November is one of the busiest times of the year for writer’s, with so much going on in different groups. Writing festivals, conferences are just a couple. There are also great fun ways of gaining ideas and encouraging each other in writing and illustrating.
Like my friend Tina, at Tina’s Tidbits, I also enjoy the Picture Book Month series, started by children’s author Diane de Las Casas, where a picture book author/illustrator will share about why picture books are special. So pop over and register.
Another series happening this month is SkADaMo. My lovely friend Julie Rowan-Zoch is completing that challenge. I love peering in to see what lovely creative illustrations she has come up with.
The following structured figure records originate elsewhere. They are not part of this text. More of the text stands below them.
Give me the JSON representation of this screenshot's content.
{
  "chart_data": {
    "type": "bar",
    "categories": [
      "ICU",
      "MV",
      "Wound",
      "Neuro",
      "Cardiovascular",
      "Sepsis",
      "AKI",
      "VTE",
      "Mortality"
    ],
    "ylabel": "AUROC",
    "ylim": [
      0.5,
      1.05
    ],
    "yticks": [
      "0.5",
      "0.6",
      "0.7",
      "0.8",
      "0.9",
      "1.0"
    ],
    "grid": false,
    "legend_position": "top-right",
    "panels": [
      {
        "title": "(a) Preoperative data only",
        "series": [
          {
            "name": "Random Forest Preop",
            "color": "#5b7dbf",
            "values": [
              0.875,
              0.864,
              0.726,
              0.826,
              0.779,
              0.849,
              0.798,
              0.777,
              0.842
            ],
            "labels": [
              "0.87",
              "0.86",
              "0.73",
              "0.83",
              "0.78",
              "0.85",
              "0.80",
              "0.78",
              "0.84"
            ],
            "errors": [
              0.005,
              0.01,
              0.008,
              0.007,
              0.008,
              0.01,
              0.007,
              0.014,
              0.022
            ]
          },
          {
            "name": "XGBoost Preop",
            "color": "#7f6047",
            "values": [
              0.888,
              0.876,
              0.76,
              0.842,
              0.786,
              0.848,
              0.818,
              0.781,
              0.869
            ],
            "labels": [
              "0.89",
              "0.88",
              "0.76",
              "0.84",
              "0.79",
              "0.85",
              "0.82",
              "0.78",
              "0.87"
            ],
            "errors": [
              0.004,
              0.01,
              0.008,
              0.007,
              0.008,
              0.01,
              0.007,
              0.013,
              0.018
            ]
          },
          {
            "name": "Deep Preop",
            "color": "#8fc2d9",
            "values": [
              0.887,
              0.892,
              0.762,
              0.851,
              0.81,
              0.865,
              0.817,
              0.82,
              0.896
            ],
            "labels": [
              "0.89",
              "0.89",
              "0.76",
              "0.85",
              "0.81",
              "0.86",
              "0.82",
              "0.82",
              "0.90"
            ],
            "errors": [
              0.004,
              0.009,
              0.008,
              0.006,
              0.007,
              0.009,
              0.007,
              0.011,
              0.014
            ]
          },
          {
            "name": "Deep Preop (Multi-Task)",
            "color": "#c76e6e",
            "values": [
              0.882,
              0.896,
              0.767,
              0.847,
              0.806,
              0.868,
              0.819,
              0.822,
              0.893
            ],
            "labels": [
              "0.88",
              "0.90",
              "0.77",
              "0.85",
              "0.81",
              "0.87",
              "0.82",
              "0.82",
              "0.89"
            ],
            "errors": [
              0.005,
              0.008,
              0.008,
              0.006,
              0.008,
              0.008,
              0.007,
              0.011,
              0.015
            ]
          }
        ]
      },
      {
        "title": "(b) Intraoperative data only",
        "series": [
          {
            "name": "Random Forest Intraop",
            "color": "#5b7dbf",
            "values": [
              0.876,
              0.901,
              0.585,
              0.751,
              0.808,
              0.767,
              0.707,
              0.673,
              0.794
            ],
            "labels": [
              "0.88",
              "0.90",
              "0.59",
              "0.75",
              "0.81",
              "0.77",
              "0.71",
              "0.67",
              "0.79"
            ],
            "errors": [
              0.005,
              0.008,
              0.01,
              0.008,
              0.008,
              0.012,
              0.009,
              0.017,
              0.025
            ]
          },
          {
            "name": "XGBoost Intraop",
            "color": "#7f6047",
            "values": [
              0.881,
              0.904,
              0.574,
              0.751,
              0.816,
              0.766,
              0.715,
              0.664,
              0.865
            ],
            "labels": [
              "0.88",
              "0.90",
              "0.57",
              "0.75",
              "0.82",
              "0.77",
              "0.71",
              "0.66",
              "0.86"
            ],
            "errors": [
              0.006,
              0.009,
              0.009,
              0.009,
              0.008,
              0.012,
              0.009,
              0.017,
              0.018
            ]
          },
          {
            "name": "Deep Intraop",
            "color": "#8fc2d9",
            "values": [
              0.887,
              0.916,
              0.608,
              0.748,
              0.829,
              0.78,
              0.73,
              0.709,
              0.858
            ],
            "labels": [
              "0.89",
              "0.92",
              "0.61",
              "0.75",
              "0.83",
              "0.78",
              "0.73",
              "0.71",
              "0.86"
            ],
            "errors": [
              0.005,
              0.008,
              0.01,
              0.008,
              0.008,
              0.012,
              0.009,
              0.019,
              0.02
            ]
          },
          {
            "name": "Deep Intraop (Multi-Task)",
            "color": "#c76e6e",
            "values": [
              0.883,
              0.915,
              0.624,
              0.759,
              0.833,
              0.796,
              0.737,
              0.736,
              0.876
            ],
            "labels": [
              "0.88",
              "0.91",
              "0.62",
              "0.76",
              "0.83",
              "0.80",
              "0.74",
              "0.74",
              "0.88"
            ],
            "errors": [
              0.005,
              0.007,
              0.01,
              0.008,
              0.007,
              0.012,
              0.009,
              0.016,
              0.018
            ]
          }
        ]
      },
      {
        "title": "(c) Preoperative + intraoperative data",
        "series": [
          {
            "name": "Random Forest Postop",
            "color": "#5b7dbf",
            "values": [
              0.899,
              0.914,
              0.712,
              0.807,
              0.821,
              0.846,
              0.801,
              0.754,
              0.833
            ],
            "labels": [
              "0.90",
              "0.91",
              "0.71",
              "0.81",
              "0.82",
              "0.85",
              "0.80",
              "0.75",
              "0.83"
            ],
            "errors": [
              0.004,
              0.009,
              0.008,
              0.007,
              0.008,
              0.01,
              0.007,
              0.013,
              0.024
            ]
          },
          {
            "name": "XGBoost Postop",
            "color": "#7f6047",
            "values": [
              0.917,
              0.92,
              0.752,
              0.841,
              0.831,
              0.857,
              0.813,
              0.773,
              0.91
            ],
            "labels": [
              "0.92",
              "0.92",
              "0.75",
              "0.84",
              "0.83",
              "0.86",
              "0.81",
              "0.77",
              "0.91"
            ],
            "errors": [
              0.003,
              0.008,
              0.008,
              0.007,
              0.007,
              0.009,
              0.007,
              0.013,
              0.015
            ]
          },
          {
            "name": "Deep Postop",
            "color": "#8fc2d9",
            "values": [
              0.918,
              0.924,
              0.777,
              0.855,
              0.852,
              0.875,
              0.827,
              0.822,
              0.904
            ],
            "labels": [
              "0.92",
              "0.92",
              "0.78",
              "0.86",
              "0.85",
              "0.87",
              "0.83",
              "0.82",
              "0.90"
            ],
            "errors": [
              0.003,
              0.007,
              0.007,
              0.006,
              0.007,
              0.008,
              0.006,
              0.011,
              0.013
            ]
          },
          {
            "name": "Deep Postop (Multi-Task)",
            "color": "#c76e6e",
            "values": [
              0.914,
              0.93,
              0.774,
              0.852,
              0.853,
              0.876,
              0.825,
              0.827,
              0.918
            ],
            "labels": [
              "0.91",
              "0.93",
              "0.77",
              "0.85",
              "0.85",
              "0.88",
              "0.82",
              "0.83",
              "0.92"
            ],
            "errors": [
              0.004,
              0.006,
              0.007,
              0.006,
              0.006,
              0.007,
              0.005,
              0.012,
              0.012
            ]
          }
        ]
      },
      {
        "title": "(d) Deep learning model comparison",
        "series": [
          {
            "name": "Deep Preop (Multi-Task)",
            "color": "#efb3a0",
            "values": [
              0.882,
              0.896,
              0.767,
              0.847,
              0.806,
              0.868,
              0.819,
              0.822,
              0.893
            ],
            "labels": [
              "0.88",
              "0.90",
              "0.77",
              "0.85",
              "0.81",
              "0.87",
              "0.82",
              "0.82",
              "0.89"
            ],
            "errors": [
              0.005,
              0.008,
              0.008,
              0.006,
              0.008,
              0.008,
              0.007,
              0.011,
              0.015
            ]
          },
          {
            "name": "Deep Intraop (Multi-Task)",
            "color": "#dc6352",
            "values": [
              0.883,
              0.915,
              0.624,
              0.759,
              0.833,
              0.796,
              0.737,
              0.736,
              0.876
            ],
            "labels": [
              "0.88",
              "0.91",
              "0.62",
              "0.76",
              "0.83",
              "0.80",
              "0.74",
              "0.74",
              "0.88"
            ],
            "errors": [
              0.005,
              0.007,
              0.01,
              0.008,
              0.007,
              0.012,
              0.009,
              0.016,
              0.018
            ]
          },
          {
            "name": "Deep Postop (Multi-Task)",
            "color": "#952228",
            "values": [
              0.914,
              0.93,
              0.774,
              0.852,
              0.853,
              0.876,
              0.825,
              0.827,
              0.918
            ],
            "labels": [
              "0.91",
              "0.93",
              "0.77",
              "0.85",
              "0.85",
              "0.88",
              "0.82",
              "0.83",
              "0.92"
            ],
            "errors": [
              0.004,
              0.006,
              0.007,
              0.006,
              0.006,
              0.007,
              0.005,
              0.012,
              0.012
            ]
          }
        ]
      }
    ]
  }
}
So wade on over and have a look at how she is going on Julie Rowan-Zoch Blog.
Sometimes we need just a little push or maybe (in my case) a kick in-the-rear to come up with some ideas for stories. BiPolMo instigated by Tara Laza of Writing for Kids (While Raising Them) is here again this November with over four hundred writers and illustrations around the world tuning in, (like me), for encouragement, ideas, tips and tricks in writing and illustrating from the best of the best in the field. All we have to do is come up with thirty ideas in thirty days. There are prizes to be won and the encouragement and camaraderie is second-to-none. Your idea might simply be a line, a paragraph or just a title. Whatever it is, just write it down and with any luck during the following year some may flourish into beautiful stories.
Last weekend I had the pleasure of attending one of our countries first SCBWI Picture Book Workshop 101. Ideas for a story pulled from a hat to having both acclaimed author Sally Sutton of such books as Charlotte Frisbee and the Slime Attack, and award-winning illustrator Nina Rycroft of such titles as Pooka and Dinosaurs Love Cheese, to name a few, collaborating together on a picture book story board in front of our eyes was such an amazing experience. It is not known fact that an author and illustrator can be found in the same room, let alone demonstrate the building of an idea, feeding off one another and the audience in order to capture a story in first draft. This energized and fun-filled workshop was dotted with tips and demonstrations, use of plot, language, dialogue, page turns and story arc. We even were taught how to draw a mouse. How cool is that? Here is my one.
So what writing challenge are trying out this month?